The expectation that plant-based proteins will gain market share in the overall meat category has investors throwing money at the space. A record $3.1 billion more than double the $1.4 billion plant-based meat sales figure from Chicago-based SPINS was invested in alternative proteins in 2020, according to GFI. That figure is broader than meat, and also includes egg and dairy, cultivated meat, and fermentation companies devoted to alternative proteins.

The $3.1 billion in disclosed investments in 2020 is more than three times as much as the $1 billion raised in 2019 and four and a half times as much as the $694 million raised in 2018. Alternative-protein companies have raised almost $6 billion in invested capital in the past decade, and more than half of that was raised in 2020. GFI executives have assigned great significance to those numbers.

“The investor community is waking up to the massive social and economic potential of food technology to radically remake our food system,” says Sharyn Murray, a senior investor engagement specialist with Washington, D.C.-based GFI. “Early trendsetters like Impossible Foods, Beyond Meat, Memphis Meats and Mosa Meat continue to perform well, and there are more and more entrepreneurs who see the potential of alternative proteins to succeed in the marketplace while having a positive global impact on food sustainability and global health.”

GFI’s director of corporate engagement, Caroline Bushnell, contends that even more investment is needed because plant-based companies are playing a key role in solving an urgent crisis.

“A large-scale shift toward alternative proteins will be critical to mitigating the environmental impact of food production, meeting the Paris Climate Agreement and sustainably feeding a growing global population,” asserts Bushnell.

The Bill Gates Burger

Plant-based protein providers have made eating meat alternatives a key element of their brands’ value proposition, an approach that appeals to many consumers and climate activists. The most notable of these is Microsoft co-founder Bill Gates. In a February MIT Technology Review article discussing his new book, “How to Avoid a Climate Disaster,” Gates spoke about the meat industry and the role it can play in eliminating greenhouse-gas emissions.

“I do think all rich countries should move to 100% synthetic beef,” Gates noted. “You can get used to the taste difference, and the claim is they’re going to make it taste even better over time. Eventually, that green premium is modest enough that you can sort of change the [behavior of] people or use regulation to totally shift the demand.”

Although conceding that the politics of food regulations and product labeling are challenging, Gates misjudges consumer behavior by suggesting that climate change will trump taste when it comes to deciding among plant-based, lab-grown or conventional meat.

If plant-based protein providers can get their flavor profiles right and achieve greater price parity with conventional meat producers, then further share gains are likely. Impossible Foods CEO and founder Dr. Patrick Brown made that point recently, when the company revealed a 20% price cut.

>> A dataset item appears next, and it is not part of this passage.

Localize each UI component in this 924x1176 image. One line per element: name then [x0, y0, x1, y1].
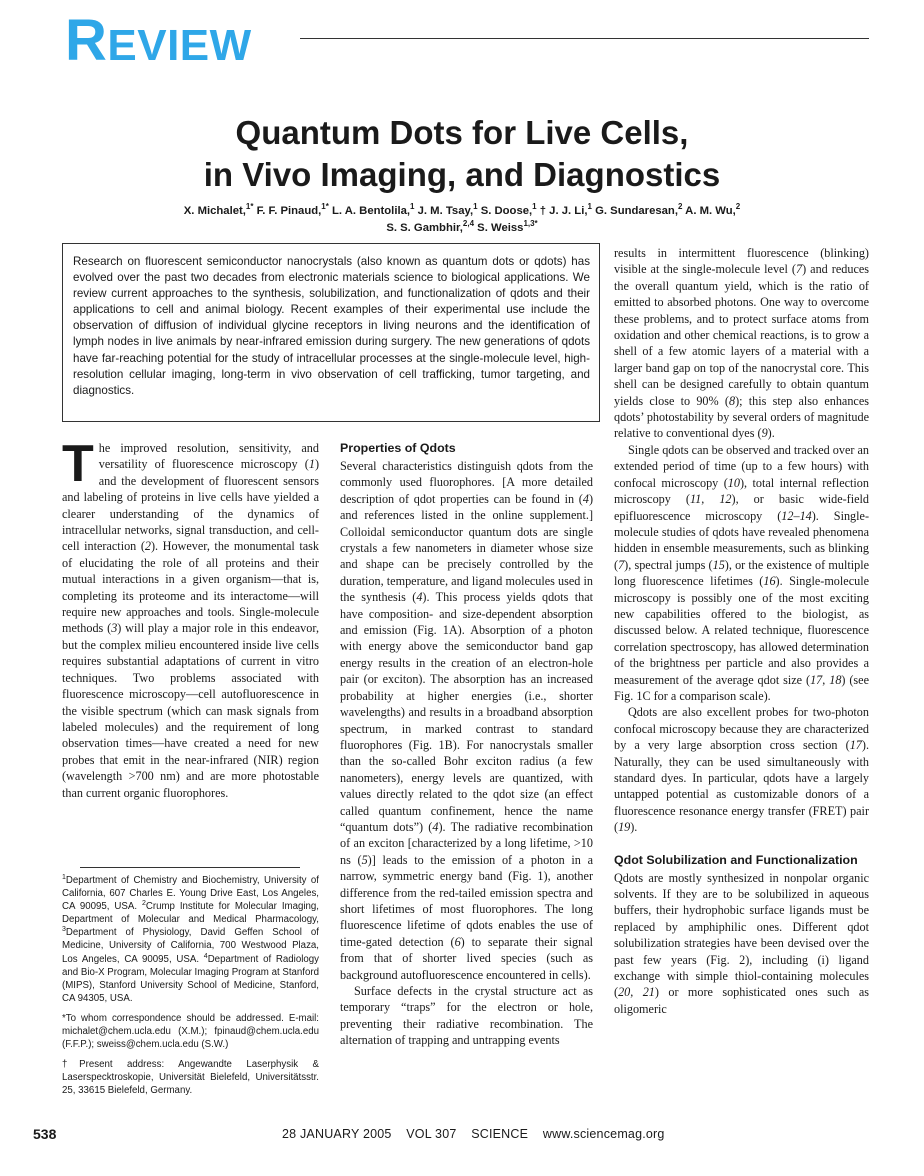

Our plan is to reverse global warming and halt our planet’s extinction crisis by making the food system sustainable,” Brown said when the price cut made news in February. “To do that, we need to make meat better in every way that matters to consumers — taste, nutrition, convenience and affordability. With economies of scale, we intend to keep lowering prices until we undercut those of ground beef from cows.”

Lower prices should help, but the data suggests that there’s work to be done on taste. For example, the repeat purchase rate for plant-based meat, according to the recent GFI/PBFA report, is currently 63%. Products sales benefited from expanded distribution, promotional incentives and unprecedented retail demand in 2020. Increasing the repeat purchase rate in 2021 through great taste will be the best indicator of the enduring popularity of plant-based proteins.